Twitchy

Douglas Adams once observed that, as we age, we start thinking differently about new technologies:

"Anything that is in the world when you’re born is normal and ordinary and is just a natural part of the way the world works. Anything that’s invented between when you’re fifteen and thirty-five is new and exciting and revolutionary and you can probably get a career in it. Anything invented after you’re thirty-five is against the natural order of things.”

I thought of that quote recently, when Google acquired Twitch for more than a billion dollars.

You may have missed the news. Probably because you, like pretty much everyone I’ve talked with over the age of 30, has never even heard of Twitch.

So, allow me to explain: Twitch is a site where you can watch other people play video games.
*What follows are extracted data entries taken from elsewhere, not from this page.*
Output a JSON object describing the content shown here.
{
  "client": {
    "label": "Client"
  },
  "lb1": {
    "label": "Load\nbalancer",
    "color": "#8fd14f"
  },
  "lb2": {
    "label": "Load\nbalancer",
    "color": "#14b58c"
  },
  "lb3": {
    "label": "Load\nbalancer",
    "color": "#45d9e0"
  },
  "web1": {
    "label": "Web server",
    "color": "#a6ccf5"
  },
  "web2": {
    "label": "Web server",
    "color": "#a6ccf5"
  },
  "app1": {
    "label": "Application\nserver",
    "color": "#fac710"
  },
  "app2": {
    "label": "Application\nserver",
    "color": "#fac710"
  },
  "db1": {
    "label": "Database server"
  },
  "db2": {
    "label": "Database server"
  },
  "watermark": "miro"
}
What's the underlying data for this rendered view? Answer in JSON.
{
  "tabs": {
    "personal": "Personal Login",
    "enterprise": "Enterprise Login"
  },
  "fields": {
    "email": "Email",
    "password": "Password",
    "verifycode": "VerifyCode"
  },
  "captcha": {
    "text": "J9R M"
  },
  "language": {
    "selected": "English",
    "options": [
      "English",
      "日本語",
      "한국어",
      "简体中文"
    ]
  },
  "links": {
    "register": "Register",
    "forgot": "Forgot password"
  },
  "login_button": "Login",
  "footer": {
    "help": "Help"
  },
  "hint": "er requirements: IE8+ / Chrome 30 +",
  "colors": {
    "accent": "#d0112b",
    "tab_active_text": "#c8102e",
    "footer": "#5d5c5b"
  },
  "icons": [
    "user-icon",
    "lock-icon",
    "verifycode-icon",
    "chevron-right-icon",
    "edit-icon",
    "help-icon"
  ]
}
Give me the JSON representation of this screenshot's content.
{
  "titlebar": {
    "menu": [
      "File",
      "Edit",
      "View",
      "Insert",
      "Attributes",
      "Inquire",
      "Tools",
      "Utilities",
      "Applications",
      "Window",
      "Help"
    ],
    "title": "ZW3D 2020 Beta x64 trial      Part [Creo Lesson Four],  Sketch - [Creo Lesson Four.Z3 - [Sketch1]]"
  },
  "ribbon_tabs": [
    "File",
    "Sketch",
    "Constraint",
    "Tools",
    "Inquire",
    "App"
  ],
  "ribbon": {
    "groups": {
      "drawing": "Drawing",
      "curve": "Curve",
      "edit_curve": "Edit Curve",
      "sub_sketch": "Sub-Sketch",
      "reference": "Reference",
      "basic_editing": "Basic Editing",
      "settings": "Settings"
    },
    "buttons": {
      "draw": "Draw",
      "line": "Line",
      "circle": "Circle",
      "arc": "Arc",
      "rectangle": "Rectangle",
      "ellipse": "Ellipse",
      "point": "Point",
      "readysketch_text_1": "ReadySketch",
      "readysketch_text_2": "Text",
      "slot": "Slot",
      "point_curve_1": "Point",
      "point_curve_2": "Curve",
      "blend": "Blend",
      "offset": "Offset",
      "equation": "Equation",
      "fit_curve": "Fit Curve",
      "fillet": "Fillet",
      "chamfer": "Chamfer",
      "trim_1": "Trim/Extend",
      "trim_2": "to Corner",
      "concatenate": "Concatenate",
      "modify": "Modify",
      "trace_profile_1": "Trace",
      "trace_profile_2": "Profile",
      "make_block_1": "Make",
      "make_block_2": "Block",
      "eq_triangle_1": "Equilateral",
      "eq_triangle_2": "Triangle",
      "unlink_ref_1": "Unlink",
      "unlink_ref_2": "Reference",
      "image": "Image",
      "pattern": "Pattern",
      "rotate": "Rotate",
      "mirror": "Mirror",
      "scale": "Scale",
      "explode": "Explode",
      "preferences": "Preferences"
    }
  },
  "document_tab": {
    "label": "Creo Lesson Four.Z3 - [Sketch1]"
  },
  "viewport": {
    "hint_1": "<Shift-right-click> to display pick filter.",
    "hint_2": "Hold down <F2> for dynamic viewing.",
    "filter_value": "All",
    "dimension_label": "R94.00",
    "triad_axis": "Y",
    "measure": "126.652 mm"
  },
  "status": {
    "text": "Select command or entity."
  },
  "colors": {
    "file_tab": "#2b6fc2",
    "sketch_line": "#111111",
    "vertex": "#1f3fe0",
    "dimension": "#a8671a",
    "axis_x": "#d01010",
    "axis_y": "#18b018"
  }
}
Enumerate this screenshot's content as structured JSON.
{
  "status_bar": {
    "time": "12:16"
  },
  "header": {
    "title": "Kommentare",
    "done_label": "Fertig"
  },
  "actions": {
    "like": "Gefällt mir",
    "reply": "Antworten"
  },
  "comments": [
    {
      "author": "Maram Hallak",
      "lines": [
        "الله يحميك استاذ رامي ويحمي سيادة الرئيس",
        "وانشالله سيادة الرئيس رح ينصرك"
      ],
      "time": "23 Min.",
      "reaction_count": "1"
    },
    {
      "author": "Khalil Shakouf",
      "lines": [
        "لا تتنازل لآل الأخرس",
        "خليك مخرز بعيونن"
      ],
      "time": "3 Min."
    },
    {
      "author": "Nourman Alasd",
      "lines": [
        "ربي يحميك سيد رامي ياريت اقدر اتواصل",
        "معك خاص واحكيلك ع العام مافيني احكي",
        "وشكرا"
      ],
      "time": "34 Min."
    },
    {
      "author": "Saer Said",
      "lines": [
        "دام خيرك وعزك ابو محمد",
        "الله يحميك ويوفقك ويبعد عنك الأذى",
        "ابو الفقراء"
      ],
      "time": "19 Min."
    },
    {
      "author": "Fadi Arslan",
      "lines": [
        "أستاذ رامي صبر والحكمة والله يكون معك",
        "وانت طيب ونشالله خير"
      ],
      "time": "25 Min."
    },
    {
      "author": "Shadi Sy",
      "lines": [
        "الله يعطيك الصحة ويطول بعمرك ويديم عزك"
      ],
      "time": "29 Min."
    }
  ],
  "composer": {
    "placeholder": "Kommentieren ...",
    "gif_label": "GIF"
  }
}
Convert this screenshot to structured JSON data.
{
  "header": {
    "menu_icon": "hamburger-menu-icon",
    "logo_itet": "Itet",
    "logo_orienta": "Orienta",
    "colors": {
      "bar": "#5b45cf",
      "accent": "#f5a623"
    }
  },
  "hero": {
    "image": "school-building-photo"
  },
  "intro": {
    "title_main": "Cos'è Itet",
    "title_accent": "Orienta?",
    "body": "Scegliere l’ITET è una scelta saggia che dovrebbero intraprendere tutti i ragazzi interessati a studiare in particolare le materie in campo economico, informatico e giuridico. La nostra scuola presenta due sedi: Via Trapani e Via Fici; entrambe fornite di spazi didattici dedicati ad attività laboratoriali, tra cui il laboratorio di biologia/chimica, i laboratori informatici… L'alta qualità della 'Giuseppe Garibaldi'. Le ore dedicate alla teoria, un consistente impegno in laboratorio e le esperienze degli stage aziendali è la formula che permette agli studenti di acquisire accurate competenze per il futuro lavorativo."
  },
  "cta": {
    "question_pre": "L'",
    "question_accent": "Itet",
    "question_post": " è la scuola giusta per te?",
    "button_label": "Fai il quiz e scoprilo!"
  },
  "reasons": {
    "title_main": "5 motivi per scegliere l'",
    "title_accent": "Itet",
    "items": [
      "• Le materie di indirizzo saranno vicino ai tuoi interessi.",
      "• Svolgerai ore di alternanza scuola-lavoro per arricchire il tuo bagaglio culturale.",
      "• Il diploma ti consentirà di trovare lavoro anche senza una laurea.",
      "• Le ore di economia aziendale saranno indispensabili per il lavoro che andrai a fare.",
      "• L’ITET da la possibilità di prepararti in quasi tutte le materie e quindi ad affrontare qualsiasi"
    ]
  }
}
That’s right. It’s a website where you watch video of the player’s screen, sometimes with a picture-in-picture video of the person’s face, too, while they play a video game. You don’t play; you just watch them do it. And, somehow, Tweens are on the site watching for hours at a time. Enough so that Google deemed it a billion dollars of eyeballs worth.

To me, however, it seems patently absurd. A sure sign I’m now over the hill, and losing my sense of tech cool.

I had a similar feeling this week, when I ran into a young guy I had wanted to hire as a designer for one of our portfolio companies. I had emailed him previously, and hadn’t heard back. I had Facebook messaged him, too, thinking perhaps he didn’t use email much. Nothing.

Oh, he told me when we met. He didn’t really use Facebook or email. Mostly he just communicated with his friends via Snapchat, and two or three other apps I’d never even heard of.

Ever precocious, I’m a year ahead on Adams’ 35-year cutoff for becoming a technologically-confused old man. It seems I have nothing to look forward to now but decades and decades of all my appliances perpetually flashing 12:00.